Does the regular meta tags work for Blogger in keyword and description?
<meta name=keywords content="bla">
<meta name="description" content="bla">
Well, again, that can be true, or not; it depends on the nature of the blog, and of the category. Personally, I always go for more complete coverage of a topic. It is a common mistake to think in terms of just one or two kw's or kw phrases for a page. Most of our pages, on most of our sites, do far better than the "average" page, precisely because of catching loads of longer tail searches. Well thought through link strategies and on-page optimization can greatly enhance a page's overall abilitty to rank for a large number of search queries. Especially on blogs, there is very little reason to be self-limiting.
Nah. ;-) Lemme see...the SE's have the page title, the META info, onpage text, Hx, images, internal nav links, internal text links, and (hopefully), lots of external backlinks. Most of those things will get the SE's far along towards the major kw's that you want to rank for, assuming you manage the site's affairs well. And presumably, the main kw's you want the homepage to rank for will consistently be present also.

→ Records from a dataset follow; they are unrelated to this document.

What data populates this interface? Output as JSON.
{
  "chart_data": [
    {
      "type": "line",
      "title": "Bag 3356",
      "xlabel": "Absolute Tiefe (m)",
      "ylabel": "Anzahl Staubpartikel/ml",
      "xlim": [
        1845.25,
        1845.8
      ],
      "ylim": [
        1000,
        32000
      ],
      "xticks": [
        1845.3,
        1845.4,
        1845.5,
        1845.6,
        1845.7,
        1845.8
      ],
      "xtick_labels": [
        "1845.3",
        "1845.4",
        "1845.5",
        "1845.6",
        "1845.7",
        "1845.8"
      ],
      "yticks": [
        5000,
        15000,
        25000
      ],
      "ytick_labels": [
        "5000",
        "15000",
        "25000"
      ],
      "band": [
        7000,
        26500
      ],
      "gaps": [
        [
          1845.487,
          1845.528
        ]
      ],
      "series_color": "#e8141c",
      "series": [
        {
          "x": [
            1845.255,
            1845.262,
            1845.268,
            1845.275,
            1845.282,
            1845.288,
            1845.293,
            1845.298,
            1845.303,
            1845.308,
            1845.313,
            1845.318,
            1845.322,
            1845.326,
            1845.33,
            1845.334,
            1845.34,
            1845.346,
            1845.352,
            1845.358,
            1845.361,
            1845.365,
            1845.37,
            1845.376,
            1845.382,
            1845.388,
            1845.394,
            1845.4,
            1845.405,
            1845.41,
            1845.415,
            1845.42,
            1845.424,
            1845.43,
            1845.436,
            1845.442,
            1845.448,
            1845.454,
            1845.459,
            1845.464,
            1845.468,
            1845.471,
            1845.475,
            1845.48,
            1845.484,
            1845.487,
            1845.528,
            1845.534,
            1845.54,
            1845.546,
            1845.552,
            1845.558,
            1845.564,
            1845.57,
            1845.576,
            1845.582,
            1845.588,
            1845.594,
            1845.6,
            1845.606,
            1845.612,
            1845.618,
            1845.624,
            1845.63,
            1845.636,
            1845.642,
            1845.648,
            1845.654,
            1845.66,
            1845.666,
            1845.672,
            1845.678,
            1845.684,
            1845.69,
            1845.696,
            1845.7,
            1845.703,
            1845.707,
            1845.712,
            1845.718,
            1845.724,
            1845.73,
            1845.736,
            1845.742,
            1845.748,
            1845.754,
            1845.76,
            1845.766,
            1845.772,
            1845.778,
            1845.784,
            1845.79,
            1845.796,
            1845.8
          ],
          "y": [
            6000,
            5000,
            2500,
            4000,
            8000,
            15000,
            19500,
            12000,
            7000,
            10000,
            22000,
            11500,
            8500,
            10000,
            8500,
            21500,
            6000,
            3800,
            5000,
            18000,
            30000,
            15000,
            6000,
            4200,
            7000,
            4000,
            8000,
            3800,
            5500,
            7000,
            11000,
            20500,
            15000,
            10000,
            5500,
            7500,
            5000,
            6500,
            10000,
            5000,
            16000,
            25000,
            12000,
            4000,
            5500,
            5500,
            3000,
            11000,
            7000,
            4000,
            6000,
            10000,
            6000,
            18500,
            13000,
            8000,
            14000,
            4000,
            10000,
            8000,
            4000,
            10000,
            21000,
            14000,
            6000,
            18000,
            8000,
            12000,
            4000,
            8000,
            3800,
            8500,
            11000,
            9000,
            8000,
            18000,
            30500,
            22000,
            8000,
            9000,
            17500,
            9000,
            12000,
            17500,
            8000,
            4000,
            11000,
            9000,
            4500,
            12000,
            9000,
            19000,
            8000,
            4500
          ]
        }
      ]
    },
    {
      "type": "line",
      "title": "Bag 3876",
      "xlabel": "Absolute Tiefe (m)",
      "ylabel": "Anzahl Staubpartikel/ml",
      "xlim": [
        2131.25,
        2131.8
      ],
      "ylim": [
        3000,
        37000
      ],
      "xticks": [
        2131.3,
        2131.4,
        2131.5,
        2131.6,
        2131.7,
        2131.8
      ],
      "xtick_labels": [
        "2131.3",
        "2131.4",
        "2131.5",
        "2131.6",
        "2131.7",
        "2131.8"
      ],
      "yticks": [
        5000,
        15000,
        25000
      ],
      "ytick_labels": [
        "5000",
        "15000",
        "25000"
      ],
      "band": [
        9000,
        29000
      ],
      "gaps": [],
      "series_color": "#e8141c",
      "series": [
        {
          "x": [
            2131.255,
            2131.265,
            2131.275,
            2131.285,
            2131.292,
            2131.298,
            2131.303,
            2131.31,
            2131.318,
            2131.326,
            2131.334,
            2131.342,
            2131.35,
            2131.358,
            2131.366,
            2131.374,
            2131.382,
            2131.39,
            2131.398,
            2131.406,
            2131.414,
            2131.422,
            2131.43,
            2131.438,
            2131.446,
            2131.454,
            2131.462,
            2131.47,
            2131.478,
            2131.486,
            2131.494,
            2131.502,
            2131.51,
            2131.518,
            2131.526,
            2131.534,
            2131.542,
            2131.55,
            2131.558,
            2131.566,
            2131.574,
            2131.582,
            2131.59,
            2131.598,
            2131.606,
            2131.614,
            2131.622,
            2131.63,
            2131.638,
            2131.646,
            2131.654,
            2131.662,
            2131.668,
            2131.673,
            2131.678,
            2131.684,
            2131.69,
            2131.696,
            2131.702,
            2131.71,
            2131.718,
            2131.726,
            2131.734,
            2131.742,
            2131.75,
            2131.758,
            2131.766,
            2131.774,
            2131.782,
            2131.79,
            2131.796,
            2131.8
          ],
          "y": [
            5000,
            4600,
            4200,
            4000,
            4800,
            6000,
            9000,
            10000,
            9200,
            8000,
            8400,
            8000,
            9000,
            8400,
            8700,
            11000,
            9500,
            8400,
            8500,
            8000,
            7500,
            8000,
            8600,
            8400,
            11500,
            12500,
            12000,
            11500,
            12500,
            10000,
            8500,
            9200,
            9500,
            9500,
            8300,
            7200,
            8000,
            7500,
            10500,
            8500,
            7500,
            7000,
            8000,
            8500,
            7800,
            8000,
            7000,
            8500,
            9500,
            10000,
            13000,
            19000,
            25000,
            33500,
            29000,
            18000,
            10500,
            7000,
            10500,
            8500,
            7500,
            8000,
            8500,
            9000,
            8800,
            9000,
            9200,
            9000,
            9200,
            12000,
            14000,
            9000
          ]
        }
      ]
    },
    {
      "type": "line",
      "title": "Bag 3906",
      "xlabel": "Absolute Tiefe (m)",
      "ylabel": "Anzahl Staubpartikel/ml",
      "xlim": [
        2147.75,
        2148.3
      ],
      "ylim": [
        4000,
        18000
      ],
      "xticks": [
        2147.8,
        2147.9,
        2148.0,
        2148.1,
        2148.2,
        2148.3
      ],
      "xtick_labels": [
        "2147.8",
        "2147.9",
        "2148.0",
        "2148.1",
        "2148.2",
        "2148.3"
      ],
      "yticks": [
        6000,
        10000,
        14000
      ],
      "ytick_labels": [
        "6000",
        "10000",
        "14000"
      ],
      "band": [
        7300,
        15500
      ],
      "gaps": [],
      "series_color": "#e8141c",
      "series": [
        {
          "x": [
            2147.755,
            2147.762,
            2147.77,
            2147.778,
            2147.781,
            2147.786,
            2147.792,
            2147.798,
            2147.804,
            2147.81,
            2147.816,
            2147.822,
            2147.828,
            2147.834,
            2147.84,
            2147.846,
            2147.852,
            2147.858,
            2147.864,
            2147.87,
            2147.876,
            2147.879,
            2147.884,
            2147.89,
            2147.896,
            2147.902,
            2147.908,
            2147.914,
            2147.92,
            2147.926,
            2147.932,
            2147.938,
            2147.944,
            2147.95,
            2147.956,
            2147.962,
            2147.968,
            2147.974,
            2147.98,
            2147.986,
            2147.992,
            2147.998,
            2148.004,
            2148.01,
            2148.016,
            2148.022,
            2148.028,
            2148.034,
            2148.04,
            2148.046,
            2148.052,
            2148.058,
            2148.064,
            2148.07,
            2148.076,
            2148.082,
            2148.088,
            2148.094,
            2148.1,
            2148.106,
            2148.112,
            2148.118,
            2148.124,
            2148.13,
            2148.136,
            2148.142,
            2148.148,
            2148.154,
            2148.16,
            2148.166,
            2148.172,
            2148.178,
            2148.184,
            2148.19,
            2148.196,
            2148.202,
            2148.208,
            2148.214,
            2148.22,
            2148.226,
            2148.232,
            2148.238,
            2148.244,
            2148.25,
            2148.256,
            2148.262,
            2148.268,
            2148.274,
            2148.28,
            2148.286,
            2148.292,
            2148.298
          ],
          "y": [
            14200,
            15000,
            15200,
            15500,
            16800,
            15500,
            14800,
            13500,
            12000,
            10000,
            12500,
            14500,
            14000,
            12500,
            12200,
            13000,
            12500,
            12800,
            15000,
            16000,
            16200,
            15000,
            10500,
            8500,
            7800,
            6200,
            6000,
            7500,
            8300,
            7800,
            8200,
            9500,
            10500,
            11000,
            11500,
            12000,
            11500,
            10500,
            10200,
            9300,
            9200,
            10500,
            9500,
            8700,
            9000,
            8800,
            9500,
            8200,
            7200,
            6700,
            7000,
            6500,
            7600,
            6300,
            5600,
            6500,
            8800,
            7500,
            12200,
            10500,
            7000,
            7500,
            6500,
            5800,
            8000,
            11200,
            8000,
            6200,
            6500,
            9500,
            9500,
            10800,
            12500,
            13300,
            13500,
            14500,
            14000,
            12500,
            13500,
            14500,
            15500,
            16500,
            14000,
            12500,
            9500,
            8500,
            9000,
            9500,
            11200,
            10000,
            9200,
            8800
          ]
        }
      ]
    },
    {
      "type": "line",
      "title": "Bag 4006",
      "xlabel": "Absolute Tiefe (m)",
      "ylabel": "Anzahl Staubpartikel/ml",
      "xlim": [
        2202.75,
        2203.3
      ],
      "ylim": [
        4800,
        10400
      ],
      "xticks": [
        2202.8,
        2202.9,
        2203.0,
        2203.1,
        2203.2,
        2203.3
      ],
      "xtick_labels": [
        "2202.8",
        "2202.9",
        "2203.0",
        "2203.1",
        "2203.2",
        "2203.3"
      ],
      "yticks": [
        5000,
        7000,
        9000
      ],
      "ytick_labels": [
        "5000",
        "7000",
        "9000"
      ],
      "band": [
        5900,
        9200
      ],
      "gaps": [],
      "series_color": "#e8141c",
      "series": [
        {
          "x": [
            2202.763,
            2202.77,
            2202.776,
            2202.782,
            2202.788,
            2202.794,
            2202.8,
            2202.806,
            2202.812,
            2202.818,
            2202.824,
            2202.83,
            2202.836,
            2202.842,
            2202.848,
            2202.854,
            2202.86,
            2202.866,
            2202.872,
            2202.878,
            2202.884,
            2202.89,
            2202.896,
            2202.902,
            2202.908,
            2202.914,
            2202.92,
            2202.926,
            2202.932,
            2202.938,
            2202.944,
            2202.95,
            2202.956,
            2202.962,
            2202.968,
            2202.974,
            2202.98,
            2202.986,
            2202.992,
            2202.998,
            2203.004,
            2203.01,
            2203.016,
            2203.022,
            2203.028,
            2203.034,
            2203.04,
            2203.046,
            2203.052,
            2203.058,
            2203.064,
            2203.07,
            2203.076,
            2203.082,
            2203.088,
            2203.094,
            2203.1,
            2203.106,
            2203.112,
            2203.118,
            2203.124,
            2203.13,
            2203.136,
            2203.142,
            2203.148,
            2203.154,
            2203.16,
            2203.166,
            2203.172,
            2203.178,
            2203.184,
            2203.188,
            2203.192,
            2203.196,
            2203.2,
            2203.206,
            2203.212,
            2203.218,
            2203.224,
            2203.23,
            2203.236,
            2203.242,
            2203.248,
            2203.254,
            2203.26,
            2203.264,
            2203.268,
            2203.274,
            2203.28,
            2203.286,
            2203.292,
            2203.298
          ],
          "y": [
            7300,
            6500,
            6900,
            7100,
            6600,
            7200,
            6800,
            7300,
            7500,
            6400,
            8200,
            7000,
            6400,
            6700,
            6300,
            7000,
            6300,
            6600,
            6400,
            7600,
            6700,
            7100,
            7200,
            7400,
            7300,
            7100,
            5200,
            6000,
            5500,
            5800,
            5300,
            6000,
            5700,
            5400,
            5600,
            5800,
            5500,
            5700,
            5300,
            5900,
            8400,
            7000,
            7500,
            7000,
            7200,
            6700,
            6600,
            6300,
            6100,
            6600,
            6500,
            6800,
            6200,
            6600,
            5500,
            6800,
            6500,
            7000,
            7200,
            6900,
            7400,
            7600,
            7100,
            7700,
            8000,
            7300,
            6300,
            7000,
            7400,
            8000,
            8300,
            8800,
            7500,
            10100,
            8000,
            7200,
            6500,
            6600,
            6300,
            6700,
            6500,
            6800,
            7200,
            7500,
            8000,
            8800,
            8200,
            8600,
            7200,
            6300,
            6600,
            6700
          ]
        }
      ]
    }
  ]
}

If you then take into account things like LSI and/or related semantic evaluation by the SE's, and how the algo's work (especially G's), then it will come clear that having kw variation by virtue of freshly appearing content that remains for a while on the homepage is not a bad thing ... and quite possibly a very very good thing. Keep in mind too that the SE's have consistently trended towards de-emphasising onpage factors over the past couple of years. ;-)
To be clear, I'm not advocating a 100 article homepage. But IMHO, the issue is not because of kw concerns. The issues that come most to mind include load time, link credit limitations, and scrolling issues. I certainly would not, however, be concerned with having 10 or perhaps even 20 article blurbs on the homepage ... especially when they all feed off to the complete articles on subpages.